Zenginler ülkesi Hong Kong

Bebek peşinde Çin’den sonra bu kez Hong Kong’a yolculuk

 

Ülviye Akın UYSAL

5 yıl önce bu sayfalarda sizlere “Çin’den Gezi Notları” paylaşmıştım. O zaman yeni hala olmuş, Çin’de yaşayan kardeşimi ziyarete gitmiştim. Bu kez kardeşim ile gelinimiz Hong Kong’a taşınınca ve ikinci bebeğin müjdesi gelince, yeni bir uzun yolculuk kaçınılmaz oldu.
Ercan’da başlayan yolculuk İstanbul üzerinden Lantau Adası’na 9 buçuk saat sürdü. Ancak dikkatimizi çeken dönüş yolculuğunun 11 saat sürmesi, ikisi arasındaki farkı, sebebini bilemiyorum!.
‘Esra’ bebek için Çin’i görmüştüm, bu kez ‘Ela’ bebeğin peşinde Hong Kong’la tanıştık.
Çin ile kıyasladığımda Hong Kong beni biraz hayal kırıklığına uğrattı çünkü oradaki zengin kültürü burada bulamadım.

‘SÖMÜRGE’ ORTAKLIĞI!

Uzak Doğu’nun ticaret merkezi Hong Kong, Kıbrıs gibi bir zamanlar İngiliz sömürgesiydi. 200’den fazla adadan oluşan Hong Kong’un Kıbrıs ile benzerliği sadece trafiğin aynı yönde olması.
1997 yılında tekrar Çin’e geçen Hong Kong, özel yönetim statüsüne sahip!.. Çin Başbakanı aynı zamanda Hong Kong’un da başbakanı ancak ülke seçilmiş vali tarafından yönetiliyor. Hong Kong’da ekonomi Çin’deki sosyalist sistemden farklı olarak kapitalist sistem üzerine kurulu... Para birimi Çin Yuanı değil Hong Kong Doları... Çin’e vizesiz girilmezken, Avrupa Birliği pasaportu ile Hong Kong’a gidebilirsiniz.

7 MİLYON İNSAN

Yedi milyon kişinin yaşadığı ve sekiz bine yakın gökdelenin bulunduğu Hong Kong’da neredeyse hiç yeşil alan yok. Biraz yeşillik görmek isterseniz çevredeki adaları ziyaret etmenizi öneririm. Banka ve ticaret merkezi olması nedeniyle çok yoğun yabancı nüfusa sahip Hong Kong’da kendinizi küçük Amerika’da hissetmeniz olağan.

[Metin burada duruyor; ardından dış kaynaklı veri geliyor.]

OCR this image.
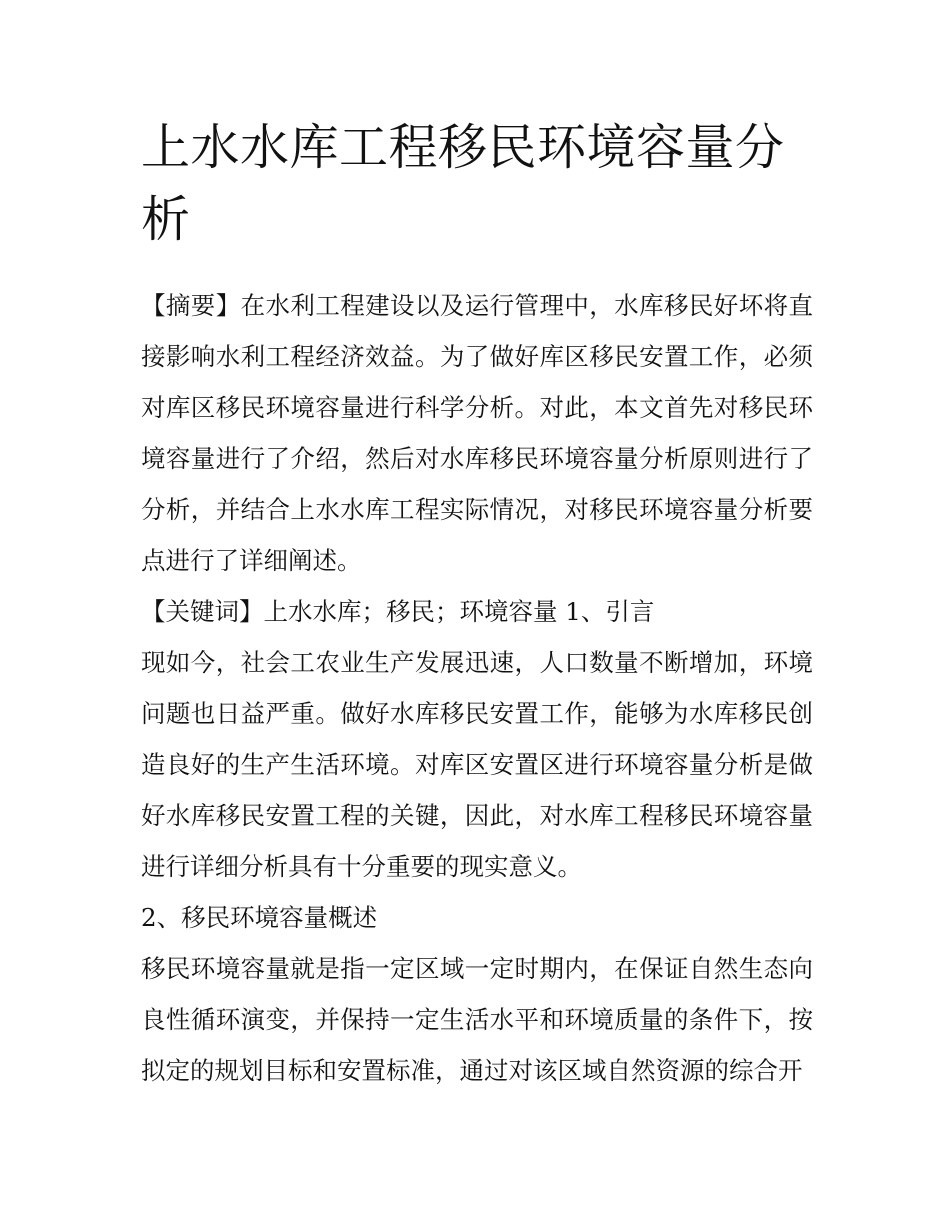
上水水库工程移民环境容量分析

【摘要】在水利工程建设以及运行管理中，水库移民好坏将直接影响水利工程经济效益。为了做好库区移民安置工作，必须对库区移民环境容量进行科学分析。对此，本文首先对移民环境容量进行了介绍，然后对水库移民环境容量分析原则进行了分析，并结合上水水库工程实际情况，对移民环境容量分析要点进行了详细阐述。

【关键词】上水水库；移民；环境容量 1、引言

现如今，社会工农业生产发展迅速，人口数量不断增加，环境问题也日益严重。做好水库移民安置工作，能够为水库移民创造良好的生产生活环境。对库区安置区进行环境容量分析是做好水库移民安置工程的关键，因此，对水库工程移民环境容量进行详细分析具有十分重要的现实意义。

2、移民环境容量概述

移民环境容量就是指一定区域一定时期内，在保证自然生态向良性循环演变，并保持一定生活水平和环境质量的条件下，按拟定的规划目标和安置标准，通过对该区域自然资源的综合开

Belki de Dünya’nın başka hiçbir yerinde bu kadar çok markayı bir arada bulamazsınız. Peş peşe sıralanmış Dolce & Gabbana, Gucci ve Yves Saint Laurent gibi pahalı markalar, yoldan geçen Ferrari ve Porsche’ler size paranın merkezinde olduğunuz hissini veriyor.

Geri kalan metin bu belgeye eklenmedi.